Os dados do relatório “Latin America Venture Capital Report 2026” mostram que existe um enorme potencial de digitalização de setores tradicionais da economia latino-americana. Agricultura, Mineração, Construção, Logística e Varejo, entre outros setores, ainda apresentam baixa penetração tecnológica. Isso cria oportunidades para startups que aplicam tecnologia para melhorar produtividade, eficiência e transparência nesses segmentos. Em outras palavras, ainda existe um oceano azul a ser explorado.
Segundo o LatAm VC Confidence Index, um barômetro criado pelo estudo para medir o sentimento do mercado:
- 58% dos investidores atribuem níveis elevados de confiança (notas 4 ou 5) ao ecossistema de venture capital na região para os próximos 6 a 18 meses.
- 47,2% dos investidores pretendem aumentar seus investimentos nos próximos 12 a 18 meses
- 7,2% planejam aumentar significativamente o ritmo de aportes
Isso indica que, embora o ambiente esteja longe da euforia, muitos fundos ainda possuem capital disponível, o chamado “dry powder”, e procuram oportunidades em um ambiente de valuations mais razoáveis. A leitura geral é de um mercado em transição, ainda sem sinais claros de retomada acelerada.
Quando questionados sobre o ambiente de captação de fundos na região, em comparação com 12 meses atrás
- 49,2% dos investidores classificaram o cenário como neutro
- 25,4% consideram favorável
- 22,2% o veem como desfavorável

O capital está mais seletivo e as rodadas demoram mais
Um efeito visível do novo cenário é o aumento do tempo necessário para fechar rodadas de investimento. A pesquisa, que ouviu 126 investidores e 49 fundadores do ecossistema de venture capital latino-americano, aponta a ideia de um mercado mais disciplinado, no qual métricas de eficiência e sustentabilidade ganharam importância.
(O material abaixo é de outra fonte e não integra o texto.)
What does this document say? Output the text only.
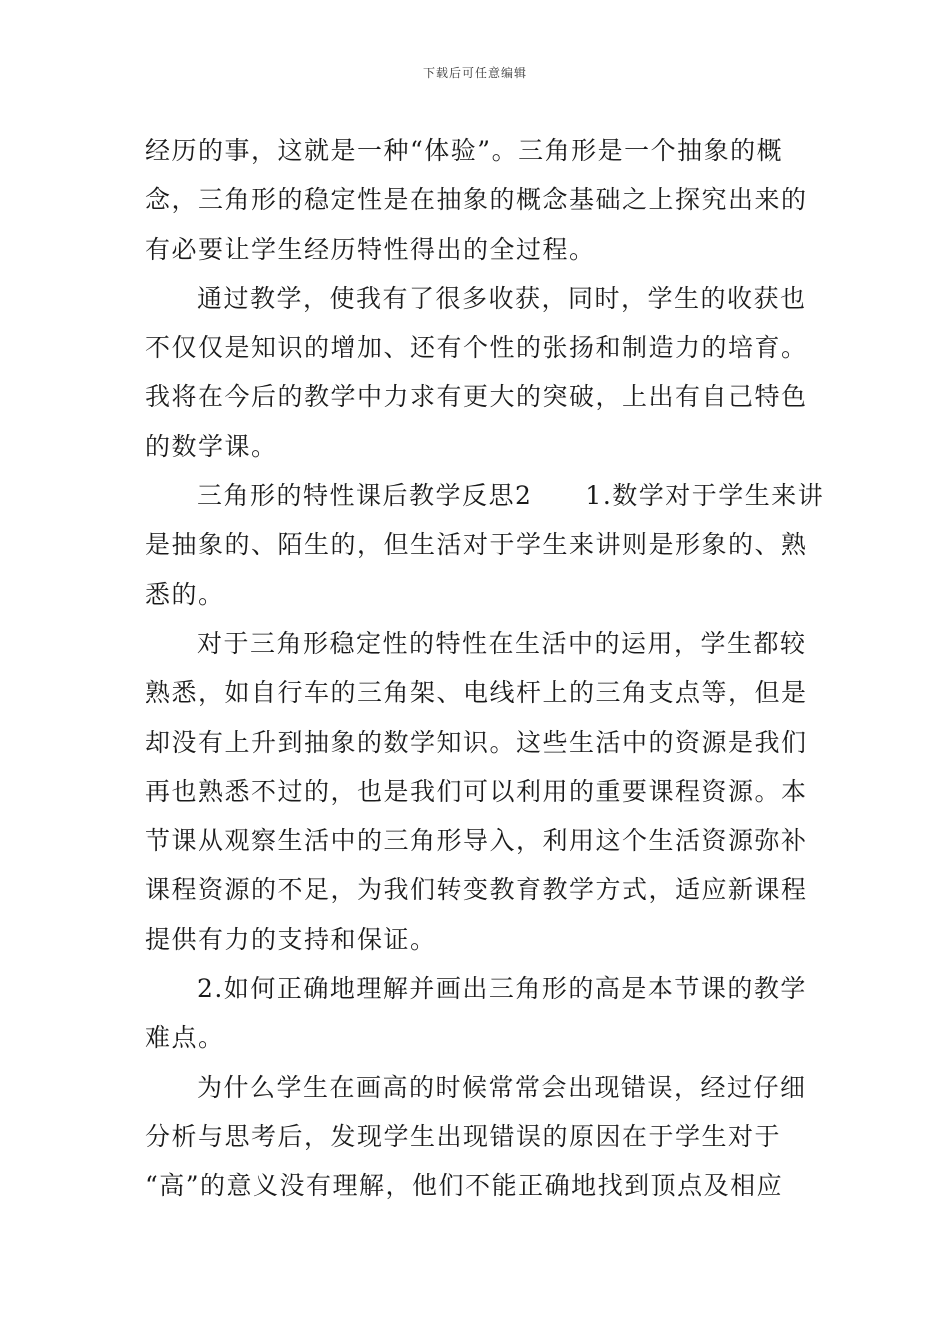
下载后可任意编辑
经历的事，这就是一种“体验”。三角形是一个抽象的概
念，三角形的稳定性是在抽象的概念基础之上探究出来的
有必要让学生经历特性得出的全过程。
通过教学，使我有了很多收获，同时，学生的收获也
不仅仅是知识的增加、还有个性的张扬和制造力的培育。
我将在今后的教学中力求有更大的突破，上出有自己特色
的数学课。
三角形的特性课后教学反思2　　1.数学对于学生来讲
是抽象的、陌生的，但生活对于学生来讲则是形象的、熟
悉的。
对于三角形稳定性的特性在生活中的运用，学生都较
熟悉，如自行车的三角架、电线杆上的三角支点等，但是
却没有上升到抽象的数学知识。这些生活中的资源是我们
再也熟悉不过的，也是我们可以利用的重要课程资源。本
节课从观察生活中的三角形导入，利用这个生活资源弥补
课程资源的不足，为我们转变教育教学方式，适应新课程
提供有力的支持和保证。
2.如何正确地理解并画出三角形的高是本节课的教学
难点。
为什么学生在画高的时候常常会出现错误，经过仔细
分析与思考后，发现学生出现错误的原因在于学生对于
“高”的意义没有理解，他们不能正确地找到顶点及相应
Entre os fundadores entrevistados:
- 24,5% levaram entre 6 e 12 meses para concluir sua última rodada
- 18,4% fecharam entre 3 e 6 meses
- 30,6% ainda estavam no processo de captação no momento da pesquisa
Além disso, o interesse dos investidores é percebido como mais contido:
- 42,9% dos fundadores dizem que não houve mudança no cenário
- 34,7% percebem aumento no interesse (30,6% maior + 4,1% muito maior)
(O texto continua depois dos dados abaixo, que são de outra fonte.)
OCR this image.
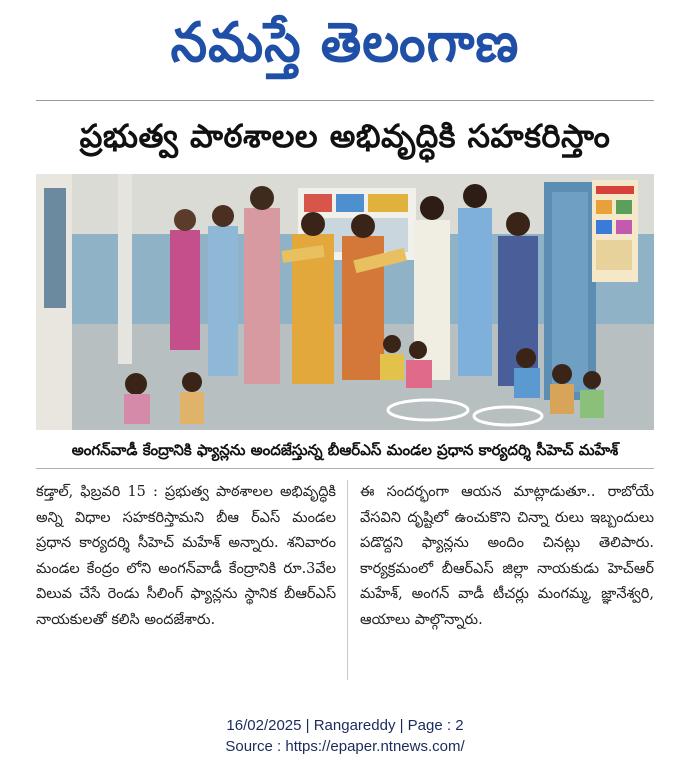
నమస్తే తెలంగాణ
ప్రభుత్వ పాఠశాలల అభివృద్ధికి సహకరిస్తాం
అంగన్‌వాడీ కేంద్రానికి ఫ్యాన్లను అందజేస్తున్న బీఆర్‌ఎస్ మండల ప్రధాన కార్యదర్శి సీహెచ్ మహేశ్

కడ్తాల్, ఫిబ్రవరి 15 : ప్రభుత్వ పాఠశాలల అభివృద్ధికి అన్ని విధాల సహకరిస్తామని బీఆ ర్‌ఎస్ మండల ప్రధాన కార్యదర్శి సీహెచ్ మహేశ్ అన్నారు. శనివారం మండల కేంద్రం లోని అంగన్‌వాడీ కేంద్రానికి రూ.3వేల విలువ చేసే రెండు సీలింగ్ ఫ్యాన్లను స్థానిక బీఆర్‌ఎస్ నాయకులతో కలిసి అందజేశారు.

ఈ సందర్భంగా ఆయన మాట్లాడుతూ.. రాబోయే వేసవిని దృష్టిలో ఉంచుకొని చిన్నా రులు ఇబ్బందులు పడొద్దని ఫ్యాన్లను అందిం చినట్లు తెలిపారు. కార్యక్రమంలో బీఆర్‌ఎస్ జిల్లా నాయకుడు హెచ్‌ఆర్ మహేశ్, అంగన్ వాడీ టీచర్లు మంగమ్మ, జ్ఞానేశ్వరి, ఆయాలు పాల్గొన్నారు.

16/02/2025 | Rangareddy | Page : 2
Source : https://epaper.ntnews.com/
- 14,3% afirmam que o interesse caiu
- 8,2% dos fundadores percebem um interesse muito menor
O maior problema do ecossistema está na falta de liquidez. Entre os principais riscos apontados pelos investidores para 2026 estão:
- Falta de oportunidades de exit – 73,8%
- Instabilidade política – 57,1%
- Retração de LPs (investidores institucionais) – 44,4%
- Baixa participação de instituições locais – 34,9%
Essa preocupação é compartilhada pelos fundadores de startups. Entre eles, 49% também apontam a escassez de saídas como o principal risco do ecossistema. A dificuldade de gerar liquidez, seja por IPOs ou aquisições (M&A), tem impacto direto no ciclo do capital de risco. Sem saídas, investidores têm menos recursos para reinvestir capital em novas empresas. Por isso, o relatório aponta que a maturidade do mercado dependerá da criação de mais eventos de liquidez, incluindo vendas estratégicas e operações secundárias.
Brasil segue como principal polo de investimento
Mesmo com a diversificação crescente do ecossistema latino-americano, o Brasil continua sendo o principal mercado da região. Em 2025, os dados mostram
- Brasil: US$ 2 bilhões investidos em 363 rodadas
- México: US$ 980 milhões em 86 rodadas
- Colômbia: US$ 224 milhões em 62 rodadas
- Argentina: US$ 172 milhões em 34 rodadas
- Chile: US$ 249 milhões em 53 rodadas
O protagonismo brasileiro reflete tanto o tamanho do mercado quanto a maturidade do ecossistema. O país representa quase metade do PIB da América Latina, possui um dos sistemas financeiros mais sofisticados do Sul Global e abriga um mercado consumidor de mais de 215 milhões de pessoas, fatores frequentemente citados por investidores como razões para apostar na região.